Il contient les 11 propositions suivantes :
- Proposition n° 1 : Exempter les compétitions de jeux vidéo du principe général d’interdiction des loteries : limiter cette exemption au cas des compétitions physiques, lorsque les frais d’inscription demandés se limitent à une participation aux frais d’organisation et ne correspondent pas à des mises ; soumettre les organisateurs à des obligations déclaratives proportionnées
- Proposition n° 2 : Conditionner la participation des mineurs aux compétitions à une autorisation parentale, dûment éclairée par la classification PEGI du jeu utilisé. Conditionner également leur présence en tant que spectateur à une autorisation parentale, lorsqu’ils ne dépassent pas l’âge requis par la classification PEGI.
- Proposition n° 3 : Soumettre les gains de compétition des mineurs à une obligation de consignation à la Caisse des dépôts, comme cela se pratique par exemple pour les mineurs de 16 ans exerçant dans le mannequinat, le sport ou en tant qu’acteur.
- Proposition n° 4 : Permettre au CSA de délibérer pour définir les conditions dans lesquelles la diffusion d’une compétition de jeux vidéo ne constitue pas une publicité dissimulée : cette délibération devra notamment écarter le risque que la mention du jeu vidéo utilisé comme support ou l’apparition de sponsors de la compétition ou d’équipes y participant à l’écran soient qualifiées de publicités dissimulées.
- Proposition n° 5 : Distinguer explicitement, par une prise de position du CSA, la classification PEGI des jeux vidéo, et la classification des images tirées des compétitions les utilisant comme support : cette distinction permettra la diffusion de compétitions de jeux vidéo ne comportant pas d’images choquantes à des horaires de plus grande écoute.
- Proposition n° 6 : Autoriser la conclusion de contrats à durée déterminés spécifiques pour les e-sportifs professionnels : cela impliquera de rendre applicable par la loi le contrat prévu aux articles L. 222-2 à L. 222-6 du code du sport au cas du e-sport professionnel.

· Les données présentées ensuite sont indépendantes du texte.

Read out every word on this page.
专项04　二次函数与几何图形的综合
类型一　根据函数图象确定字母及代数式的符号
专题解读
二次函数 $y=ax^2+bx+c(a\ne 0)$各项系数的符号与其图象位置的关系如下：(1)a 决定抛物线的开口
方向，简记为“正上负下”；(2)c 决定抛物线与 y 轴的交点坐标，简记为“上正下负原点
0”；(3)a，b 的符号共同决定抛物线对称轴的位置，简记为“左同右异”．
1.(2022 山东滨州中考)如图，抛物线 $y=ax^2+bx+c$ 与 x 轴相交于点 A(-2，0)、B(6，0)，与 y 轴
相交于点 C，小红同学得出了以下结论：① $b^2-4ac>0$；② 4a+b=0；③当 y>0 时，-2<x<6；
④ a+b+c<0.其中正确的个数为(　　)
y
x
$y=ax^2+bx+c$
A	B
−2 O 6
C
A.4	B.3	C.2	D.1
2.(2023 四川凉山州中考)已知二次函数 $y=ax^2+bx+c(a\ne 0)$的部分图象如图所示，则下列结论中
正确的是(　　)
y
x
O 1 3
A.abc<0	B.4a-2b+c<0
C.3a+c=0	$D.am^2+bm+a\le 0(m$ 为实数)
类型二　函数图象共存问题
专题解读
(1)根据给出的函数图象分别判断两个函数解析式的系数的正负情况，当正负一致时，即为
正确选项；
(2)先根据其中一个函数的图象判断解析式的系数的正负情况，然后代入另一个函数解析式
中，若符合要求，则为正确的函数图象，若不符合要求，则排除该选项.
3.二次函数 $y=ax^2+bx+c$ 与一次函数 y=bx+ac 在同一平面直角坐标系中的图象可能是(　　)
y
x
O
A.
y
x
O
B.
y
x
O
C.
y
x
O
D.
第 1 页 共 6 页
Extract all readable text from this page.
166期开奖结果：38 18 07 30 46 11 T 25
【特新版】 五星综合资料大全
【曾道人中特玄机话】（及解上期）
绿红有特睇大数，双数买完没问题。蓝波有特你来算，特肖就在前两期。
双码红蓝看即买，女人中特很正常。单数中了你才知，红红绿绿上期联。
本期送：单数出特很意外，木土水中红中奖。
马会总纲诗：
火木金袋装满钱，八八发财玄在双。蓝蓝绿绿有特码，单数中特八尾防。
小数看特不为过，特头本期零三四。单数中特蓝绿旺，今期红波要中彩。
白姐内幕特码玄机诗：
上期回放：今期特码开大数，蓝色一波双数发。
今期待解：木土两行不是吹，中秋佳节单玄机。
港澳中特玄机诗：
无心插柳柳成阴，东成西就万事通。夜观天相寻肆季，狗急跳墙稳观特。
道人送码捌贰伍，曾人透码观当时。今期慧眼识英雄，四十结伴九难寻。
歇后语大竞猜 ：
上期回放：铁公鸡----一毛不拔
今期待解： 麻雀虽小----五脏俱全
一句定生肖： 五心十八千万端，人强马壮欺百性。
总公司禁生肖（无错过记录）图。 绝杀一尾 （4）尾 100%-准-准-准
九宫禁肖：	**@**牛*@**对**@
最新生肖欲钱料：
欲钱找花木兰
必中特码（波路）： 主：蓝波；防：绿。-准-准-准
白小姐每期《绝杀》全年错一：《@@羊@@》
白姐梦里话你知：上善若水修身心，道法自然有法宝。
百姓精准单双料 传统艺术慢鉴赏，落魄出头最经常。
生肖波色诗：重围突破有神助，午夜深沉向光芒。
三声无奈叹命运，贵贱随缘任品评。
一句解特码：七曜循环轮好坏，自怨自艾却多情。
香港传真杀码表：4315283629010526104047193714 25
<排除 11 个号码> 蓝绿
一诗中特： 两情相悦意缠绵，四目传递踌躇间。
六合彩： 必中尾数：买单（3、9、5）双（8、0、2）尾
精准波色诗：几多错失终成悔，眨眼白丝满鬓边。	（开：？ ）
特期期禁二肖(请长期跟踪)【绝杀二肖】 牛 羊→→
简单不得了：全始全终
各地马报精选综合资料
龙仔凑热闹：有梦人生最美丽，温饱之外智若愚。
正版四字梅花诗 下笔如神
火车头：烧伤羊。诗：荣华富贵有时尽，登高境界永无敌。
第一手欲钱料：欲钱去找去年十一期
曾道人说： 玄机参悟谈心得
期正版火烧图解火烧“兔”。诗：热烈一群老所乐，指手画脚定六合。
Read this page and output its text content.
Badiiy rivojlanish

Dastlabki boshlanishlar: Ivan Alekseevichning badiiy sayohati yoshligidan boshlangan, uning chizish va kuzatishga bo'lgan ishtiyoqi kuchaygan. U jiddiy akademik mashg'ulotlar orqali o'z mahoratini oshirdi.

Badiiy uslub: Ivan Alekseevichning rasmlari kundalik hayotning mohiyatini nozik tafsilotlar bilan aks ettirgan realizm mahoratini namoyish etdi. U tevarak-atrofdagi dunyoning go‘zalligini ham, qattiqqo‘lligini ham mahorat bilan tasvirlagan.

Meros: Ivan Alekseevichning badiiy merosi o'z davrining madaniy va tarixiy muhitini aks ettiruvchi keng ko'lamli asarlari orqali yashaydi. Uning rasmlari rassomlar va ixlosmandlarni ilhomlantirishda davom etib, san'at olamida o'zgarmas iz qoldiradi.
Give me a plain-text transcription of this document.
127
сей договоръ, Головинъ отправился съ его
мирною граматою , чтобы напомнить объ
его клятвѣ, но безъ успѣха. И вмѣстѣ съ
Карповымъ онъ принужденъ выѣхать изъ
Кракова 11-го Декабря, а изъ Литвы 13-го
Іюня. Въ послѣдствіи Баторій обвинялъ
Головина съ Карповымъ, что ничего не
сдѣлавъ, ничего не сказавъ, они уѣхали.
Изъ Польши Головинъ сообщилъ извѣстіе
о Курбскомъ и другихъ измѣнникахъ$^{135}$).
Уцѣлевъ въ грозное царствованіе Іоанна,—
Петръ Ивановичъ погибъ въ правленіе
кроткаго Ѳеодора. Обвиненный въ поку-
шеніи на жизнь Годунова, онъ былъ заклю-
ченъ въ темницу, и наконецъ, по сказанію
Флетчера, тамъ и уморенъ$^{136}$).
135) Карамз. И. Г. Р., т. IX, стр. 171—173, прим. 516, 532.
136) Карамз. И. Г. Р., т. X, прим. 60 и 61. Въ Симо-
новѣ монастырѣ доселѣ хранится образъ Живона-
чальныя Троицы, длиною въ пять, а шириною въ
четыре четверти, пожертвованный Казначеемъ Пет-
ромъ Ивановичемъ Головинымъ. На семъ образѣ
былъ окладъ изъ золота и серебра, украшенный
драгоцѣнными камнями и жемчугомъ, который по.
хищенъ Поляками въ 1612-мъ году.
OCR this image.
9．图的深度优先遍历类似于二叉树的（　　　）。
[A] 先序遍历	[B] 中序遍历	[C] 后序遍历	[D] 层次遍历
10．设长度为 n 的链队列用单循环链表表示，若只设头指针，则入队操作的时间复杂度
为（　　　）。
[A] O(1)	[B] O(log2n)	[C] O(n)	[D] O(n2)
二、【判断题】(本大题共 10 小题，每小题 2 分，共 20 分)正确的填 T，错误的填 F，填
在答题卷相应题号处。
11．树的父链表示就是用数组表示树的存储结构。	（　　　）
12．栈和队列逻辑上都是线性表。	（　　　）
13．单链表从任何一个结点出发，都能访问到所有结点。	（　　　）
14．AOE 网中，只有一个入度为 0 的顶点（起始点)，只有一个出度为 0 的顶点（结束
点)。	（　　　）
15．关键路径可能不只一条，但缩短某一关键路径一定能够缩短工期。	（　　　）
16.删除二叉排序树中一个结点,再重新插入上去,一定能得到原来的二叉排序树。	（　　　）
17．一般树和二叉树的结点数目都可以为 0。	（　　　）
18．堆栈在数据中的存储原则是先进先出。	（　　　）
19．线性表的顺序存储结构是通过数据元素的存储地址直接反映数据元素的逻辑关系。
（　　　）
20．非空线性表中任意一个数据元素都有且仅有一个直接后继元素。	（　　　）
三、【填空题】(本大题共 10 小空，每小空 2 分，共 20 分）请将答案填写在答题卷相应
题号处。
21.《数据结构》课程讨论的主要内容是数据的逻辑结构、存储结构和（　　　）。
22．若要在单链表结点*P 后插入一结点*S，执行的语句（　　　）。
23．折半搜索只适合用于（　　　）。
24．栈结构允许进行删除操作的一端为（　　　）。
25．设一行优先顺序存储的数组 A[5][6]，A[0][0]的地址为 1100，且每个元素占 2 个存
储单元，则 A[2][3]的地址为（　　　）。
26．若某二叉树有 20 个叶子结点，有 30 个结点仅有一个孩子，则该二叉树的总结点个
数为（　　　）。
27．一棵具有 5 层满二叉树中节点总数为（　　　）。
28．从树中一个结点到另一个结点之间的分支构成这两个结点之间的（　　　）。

- Proposition n° 7 : Mettre en place une politique de visa adaptée pour les e-sportifs professionnels : ne pas opposer le marché local de l’emploi lors du recrutement de e-sportifs étrangers, et prévoir la possibilité de délivrer de « passeports talents » aux joueurs les plus renommés souhaitant exercer depuis la France.
- Proposition n° 8 : Confier à une commission spécialisée du CNOSF la mission de régulation et de développement de l’e-sport : la loi pour une république numérique pourra prévoir des délégations successives de compétences à cette commission, pour permettre à terme sa transformation en une véritable fédération délégataire.
- Proposition n° 9 : Clarifier, par voie d’instruction fiscale, le statut des gains et cachets obtenu lors de la participation à des compétitions.
- Proposition n° 10 : Adopter un taux réduit de TVA à 5,5 % pour les droits d’entrée des spectateurs de compétitions.
- Proposition n° 11 : Préciser la fiscalité applicable aux « dons » à des entreprises : conditions d’application de la TVA et des droits de mutation à titre gratuit.
Retrouvez l’intégralité du rapport parlementaire intermédiaire en pdf ici :
La page du gouvernement présentant le rapport se trouve ici.
Pour plus d’information sur les enjeux d’un cadre légal pour l’esport, vous pouvez lire le très bon article de la Team AaA ici.
[MàJ juillet 2016] Le texte sera voté le dernier trimestre 2016, après avoir été adopté par le Sénat en mai et l’Assemblée Nationale en juillet 2016 mais ayant été quelque peu modifié. Certains articles restent donc soumis au vote fin septembre.